Surprisingly, several notable historical and geographic references are absent on Waynesboro’s grid. No street name mentions Maryland, or the surveyors Mason and Dixon, who created the nearby world-famous boundary and imaginary demarcation line between north and south. Only Pen Mar Street (the first concrete-surfaced avenue) alludes to Waynesboro’s proximity to its southern neighbor. State Road leads toward the Old Line State, but doesn’t single out Maryland by name.
Also ignored on the local street map are the ancient Appalachian Mountains, which offer a daily scenic backdrop. Waynesboro’s Highland Avenue is named for the steep hill it ascends, not for that nearby mountain range.
America’s founding-father Presidents are also under-represented. The first three Chief Executives- legendary leaders George Washington, John Adams, and Thomas Jefferson are all forgotten ghosts. Fourth President, James Madison, makes the Waynesboro presidential street list, so does beloved leader Abraham Lincoln, but neither street is a prominent thoroughfare.

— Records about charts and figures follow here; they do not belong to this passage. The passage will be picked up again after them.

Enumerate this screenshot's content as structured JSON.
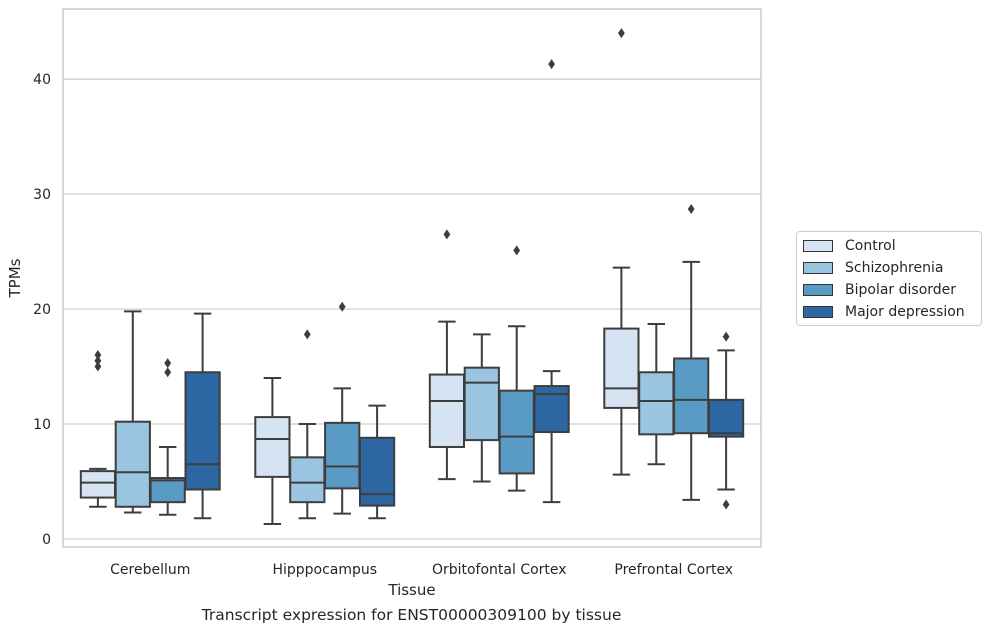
{
  "chart_data": {
    "type": "box",
    "title": "",
    "caption": "Transcript expression for ENST00000309100 by tissue",
    "xlabel": "Tissue",
    "ylabel": "TPMs",
    "ylim": [
      -0.7,
      46.1
    ],
    "yticks": [
      0,
      10,
      20,
      30,
      40
    ],
    "grid": "horizontal",
    "legend_position": "right",
    "categories": [
      "Cerebellum",
      "Hipppocampus",
      "Orbitofontal Cortex",
      "Prefrontal Cortex"
    ],
    "series": [
      {
        "name": "Control",
        "color": "#d6e3f2",
        "boxes": [
          {
            "whislo": 2.8,
            "q1": 3.6,
            "med": 4.9,
            "q3": 5.9,
            "whishi": 6.1,
            "fliers": [
              15.0,
              15.5,
              16.0
            ]
          },
          {
            "whislo": 1.3,
            "q1": 5.4,
            "med": 8.7,
            "q3": 10.6,
            "whishi": 14.0,
            "fliers": []
          },
          {
            "whislo": 5.2,
            "q1": 8.0,
            "med": 12.0,
            "q3": 14.3,
            "whishi": 18.9,
            "fliers": [
              26.5
            ]
          },
          {
            "whislo": 5.6,
            "q1": 11.4,
            "med": 13.1,
            "q3": 18.3,
            "whishi": 23.6,
            "fliers": [
              44.0
            ]
          }
        ]
      },
      {
        "name": "Schizophrenia",
        "color": "#9ac4df",
        "boxes": [
          {
            "whislo": 2.3,
            "q1": 2.8,
            "med": 5.8,
            "q3": 10.2,
            "whishi": 19.8,
            "fliers": []
          },
          {
            "whislo": 1.8,
            "q1": 3.2,
            "med": 4.9,
            "q3": 7.1,
            "whishi": 10.0,
            "fliers": [
              17.8
            ]
          },
          {
            "whislo": 5.0,
            "q1": 8.6,
            "med": 13.6,
            "q3": 14.9,
            "whishi": 17.8,
            "fliers": []
          },
          {
            "whislo": 6.5,
            "q1": 9.1,
            "med": 12.0,
            "q3": 14.5,
            "whishi": 18.7,
            "fliers": []
          }
        ]
      },
      {
        "name": "Bipolar disorder",
        "color": "#5a9bc6",
        "boxes": [
          {
            "whislo": 2.1,
            "q1": 3.2,
            "med": 5.1,
            "q3": 5.3,
            "whishi": 8.0,
            "fliers": [
              14.5,
              15.3
            ]
          },
          {
            "whislo": 2.2,
            "q1": 4.4,
            "med": 6.3,
            "q3": 10.1,
            "whishi": 13.1,
            "fliers": [
              20.2
            ]
          },
          {
            "whislo": 4.2,
            "q1": 5.7,
            "med": 8.9,
            "q3": 12.9,
            "whishi": 18.5,
            "fliers": [
              25.1
            ]
          },
          {
            "whislo": 3.4,
            "q1": 9.2,
            "med": 12.1,
            "q3": 15.7,
            "whishi": 24.1,
            "fliers": [
              28.7
            ]
          }
        ]
      },
      {
        "name": "Major depression",
        "color": "#2c67a4",
        "boxes": [
          {
            "whislo": 1.8,
            "q1": 4.3,
            "med": 6.5,
            "q3": 14.5,
            "whishi": 19.6,
            "fliers": []
          },
          {
            "whislo": 1.8,
            "q1": 2.9,
            "med": 3.9,
            "q3": 8.8,
            "whishi": 11.6,
            "fliers": []
          },
          {
            "whislo": 3.2,
            "q1": 9.3,
            "med": 12.6,
            "q3": 13.3,
            "whishi": 14.6,
            "fliers": [
              41.3
            ]
          },
          {
            "whislo": 4.3,
            "q1": 8.9,
            "med": 9.2,
            "q3": 12.1,
            "whishi": 16.4,
            "fliers": [
              17.6,
              3.0
            ]
          }
        ]
      }
    ]
  }
}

James Buchanan, the 15th President, is remembered by Buchanan Trail (Route 16 east and west of town limits). Born in Franklin County near Mercersburg, Buchanan has a tarnished reputation with historians, but remains the area’s most prominent locally-bred figure.
Ulysses S. Grant (Civil War General and 18th President) is another well-known leader honored by Grant Street. Three additional obscure Presidents may not be household names, but their political leadership is still recognized on Waynesboro’s modern streets. William Henry Harrison, the 9th President, achieved morbid notoriety for being the shortest tenured Chief Executive, serving only for a month before his sudden death in April, 1841. Some medically trained historians believe he died from tainted White House drinking water, not pneumonia.
James Garfield suffered a tragic fate as well. In 1881, the 20th President was shot just four months into his administration. Garfield’s bullet wound was survivable, but shoddy medical care caused an infection, and he died two months later.
Grover Cleveland holds the distinction of being the only U.S. President to serve two non-consecutive terms. The 22nd and the 24th Presidents are the same man and Cleveland Avenue (formerly the Hagerstown Road) is a tribute to this mustached leader from Buffalo.
Roaming various town streets, several native tree species are represented, including Walnut, Locust, and Maple. Maple is Pennsylvania’s most popular street name with 542 counted occurrences. Waynesboro’s Elder Avenue was named to commemorate senior citizens who reside there. CV Avenue is short for Cumberland Valley, representative of the area’s gorgeous landform and also reference to a railroad company once operating on Waynesboro’s western edge.
The origin of many other street names remains a mystery. Dickinson, Enterprise, Clyde, and Eden are four such examples.
Waynesboro street names are fascinating place holders for historical events and eras, and hint at past lives of people who lived through them. These named avenues preserve the town’s unique flavor, establishing and then strengthening local traditions. They bond past societies to future residents who will one day travel these same streets.